10 Beautiful Homes in Singapore That Show Why Neutral Isn’t Boring


Neutrals don’t have a very good rap. Sure, they are calming, but they are also seen as safe, unimaginative and possibly rather unexciting. But they don’t have to be! These neutral-themed homes done up by The Interior Lab show that they can be just as stunning and stylish as their more flamboyant counterparts.

 

1. Create elegance with marble

Marble grains add to the texture and pattern in a neutral-themed space, creating a subtle visual interest without being too provocative. We like how they are used here in the flooring and feature wall of this living room. The full-length, clear glass doors separating the balcony from the communal spaces was a stroke of genius—the gorgeous view of the ocean seems closer to the apartment than before.

Location: Telok Blangah

 

2. Infuse pastels

If you feel a completely neutral home might be too blah for you, consider using pastels to add a bit of colour and accent into your space. Pastel hues are not over-the-top, but they do add interest. Here, a soft baby blue is swathed across some of the walls in this apartment, while the rest of the home is set in neutral tones such as light woods and grey.

Location: Ghim Moh Link

 

3. Neutrals can be warm

Neutral-themed homes aren’t sterile or cold, if the right lighting is chosen. This flat comes with a cosy ambience, thanks to the warm lighting use. The predominantly dark and neutral palette also helps to keep things chic and contemporary.

Location: Chai Chee

 

4. Don’t forget furnishings

This neutral home is mainly covered in white paint, with a dark wood flooring to lend contrast. They serve as the perfect canvas for the bright and cheery furnishings decked out throughout the home, including a tribal print rug in the living room, pop art paintings on the walls, as well as the homeowner’s collection of records.

Location: Compassvale

 

5. Use wood

Wood is a wonderful neutral to play around with. Grain patterns give interest, while playing around with different tones of wood can also add depth to a neutral-themed space. There are lots of wood used in this apartment, but the space still feels three-dimensional thanks to the use of different kinds of wood. The TV feature wall for instance features a bold, dark wood which juxtaposes against the light wood flooring.
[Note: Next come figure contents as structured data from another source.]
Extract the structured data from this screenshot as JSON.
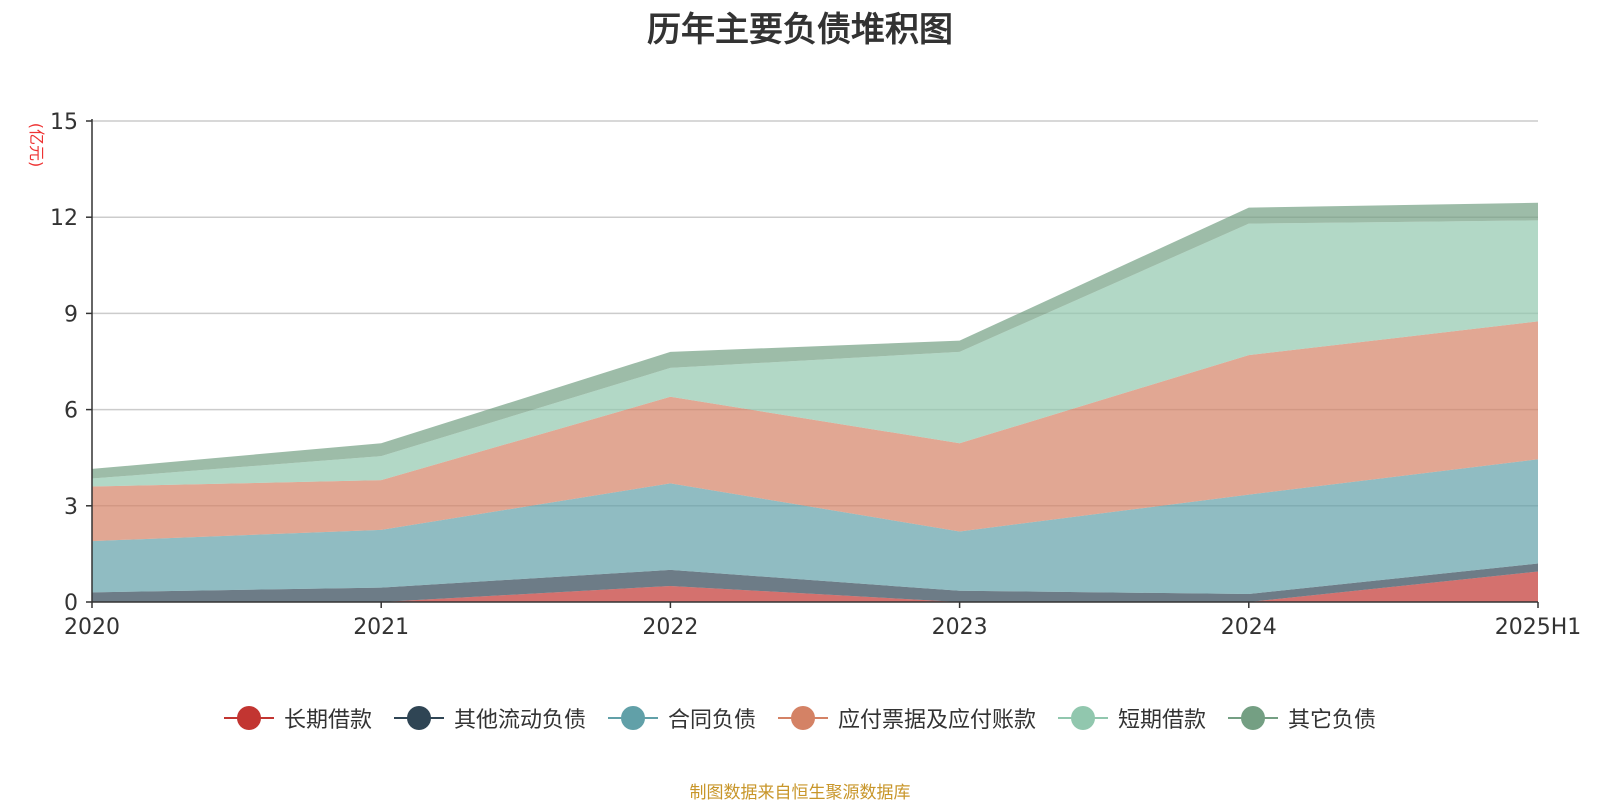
{
  "chart_data": {
    "type": "area",
    "stacked": true,
    "title": "历年主要负债堆积图",
    "ylabel": "亿元",
    "ylabel_display": "(亿元)",
    "x": [
      "2020",
      "2021",
      "2022",
      "2023",
      "2024",
      "2025H1"
    ],
    "ylim": [
      0,
      15
    ],
    "yticks": [
      "0",
      "3",
      "6",
      "9",
      "12",
      "15"
    ],
    "grid": true,
    "legend_position": "bottom",
    "series": [
      {
        "name": "长期借款",
        "color": "#c23531",
        "values": [
          0,
          0,
          0.5,
          0,
          0,
          0.95
        ]
      },
      {
        "name": "其他流动负债",
        "color": "#2f4554",
        "values": [
          0.3,
          0.45,
          0.5,
          0.35,
          0.25,
          0.25
        ]
      },
      {
        "name": "合同负债",
        "color": "#61a0a8",
        "values": [
          1.6,
          1.8,
          2.7,
          1.85,
          3.1,
          3.25
        ]
      },
      {
        "name": "应付票据及应付账款",
        "color": "#d48265",
        "values": [
          1.7,
          1.55,
          2.7,
          2.75,
          4.35,
          4.3
        ]
      },
      {
        "name": "短期借款",
        "color": "#91c7ae",
        "values": [
          0.25,
          0.75,
          0.9,
          2.85,
          4.1,
          3.15
        ]
      },
      {
        "name": "其它负债",
        "color": "#749f83",
        "values": [
          0.3,
          0.4,
          0.5,
          0.35,
          0.5,
          0.55
        ]
      }
    ]
  },
  "source_note": "制图数据来自恒生聚源数据库"
}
The walk-in wardrobe takes on a more greyish, masculine wood tone that creates a sophisticated feel to the space.

Location: Anchorvale

 

6. Work it with monochrome

One of the easiest ways to do up a neutral home is to go for a monochrome palette. And this home does it perfectly. Black furnishings act as an accent against a white palette, although the flooring is covered in a woodgrain laminate to add a bit of warmth. The bedroom departs from the monochrome theme however as the designer was keen to create a warmer and cosier ambience for this private space.

Location: Choa Chu Kang

 

7. Scandinavian sanctuary

One of the characteristics of Scandinavian interior design is the neutral colour scheme, so if you’re thinking of adopting a neutral palette, going for a Scandi theme would be an fitting route. This home feels bright and open, thanks to the open plan scheme. Decked out in a soothing grey wood flooring, the rest of the space is whitewashed save for the grey furnishings. Pale mint was used as an accent, seen in the kitchen backsplash as well as the sheets in the bedroom.

Location: Compassvale Crescent

 

8. Daylight is a neutral theme’s best friend

Blessed by an abundance of natural light thanks to their floor-to-ceiling windows, the home went for a neutral colour scheme to make the most of it. Light bounces of the light-coloured walls and furniture, creating a space that appears bright and airy. Glossy surfaces, seen most notably in the flooring and the kitchen counters, beautifully reflect the daylight streaming in.

Location: Amber Gardens (The Esta)

 

9. Sophisticated with richer neutrals

This home feels exquisitely sophisticated because the choice of neutral colours lean towards warmer, richer and darker hues. Think sand, tan and olive hues with a golden undertone. A tea-coloured mirrored feature wall in the dining area adds to the elegance in this space.

Location: Kim Seng Road

 

10. Mid-century vintage with greenery

A cement screed flooring covers this apartment decked out in mid-century furniture and greenery. Plants add life to any space, but they are especially great for neutral homes as they are neutral enough on their own. Besides the greens, books also feature predominately in this home. Displayed out in the open, they provide a little personality to this cosy abode.